Tekrar etmek gerekirse ne zaman yiyeceğiniz oruçta belirlenmişse de çok yemeğe odaklanmadan , kaliteli seçimlerde bulunmalıyız.
Tam Buğday Unlu Pide:
2 bardak tam buğday unu
1/2 bardak ılık su
1/2 bardak ılık süt
1 yemek k. Bal ( toz şeker de koyabilirsiniz.)
1 y k kuru maya
1 yum sarısı üstüne 1 yumurta beyazı içine 4 y.k zeytinyağ Tuz 1 y.k susam 1 y.k çörek otu
Bir kaba ılık süt, ılık su, maya, bal koyup 5 dakika aktive olması için bekleyin. Ardında 2 bardak un, zeytinyağ, yumurta beyazı, tuz ekleyip yoğurun.

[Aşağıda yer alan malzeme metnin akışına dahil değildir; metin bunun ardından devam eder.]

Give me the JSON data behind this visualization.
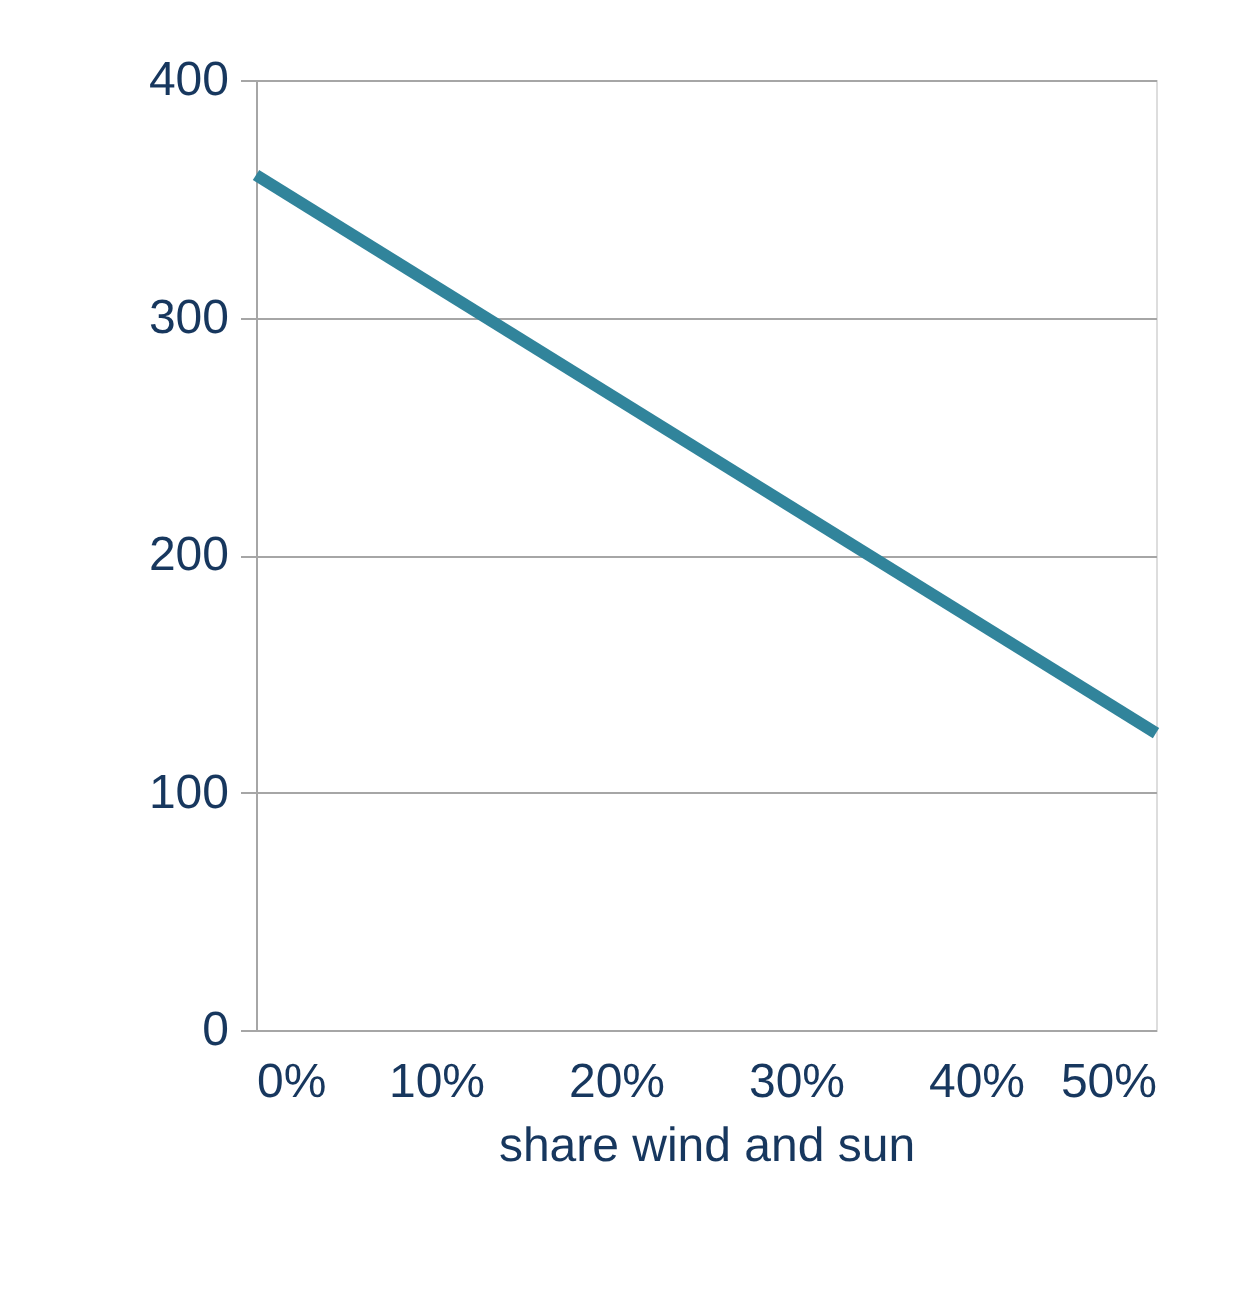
{
  "chart_data": {
    "type": "line",
    "xlabel": "share wind and sun",
    "x": [
      0,
      50
    ],
    "series": [
      {
        "color": "#31849b",
        "values": [
          360,
          125
        ]
      }
    ],
    "xlim": [
      0,
      50
    ],
    "xticks": [
      {
        "value": 0,
        "label": "0%"
      },
      {
        "value": 10,
        "label": "10%"
      },
      {
        "value": 20,
        "label": "20%"
      },
      {
        "value": 30,
        "label": "30%"
      },
      {
        "value": 40,
        "label": "40%"
      },
      {
        "value": 50,
        "label": "50%"
      }
    ],
    "ylim": [
      0,
      400
    ],
    "yticks": [
      0,
      100,
      200,
      300,
      400
    ],
    "grid": "y",
    "legend": false,
    "marker": "none",
    "line_style": "solid"
  }
}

İyice homojen bir hamur olana kadar yoğurun. Üstüne temiz bir mutfak bezi ve temiz bir örtü koyup sıcak tutarak kabarması için 1 saat bekleyin.
Hamuru tezgaha alın. Bir parçasını elinizle açarak şekil verin. Fırını 200 dereceye ayarlayın.
Tepsiye hamuru yerleştirip pidenin geleneksel şeklini verin.
Üstüne yumurta sarısı+ 1 yemek kaşığı su+ 1 yemek kaşığı zeytinyağ karıştırıp fırça ile heryerine yayın.
Fırına yerleştirip fırını 160 dereceye indirin.30 dakika çıtır olana kadar pişirin.
Afiyet Olsun.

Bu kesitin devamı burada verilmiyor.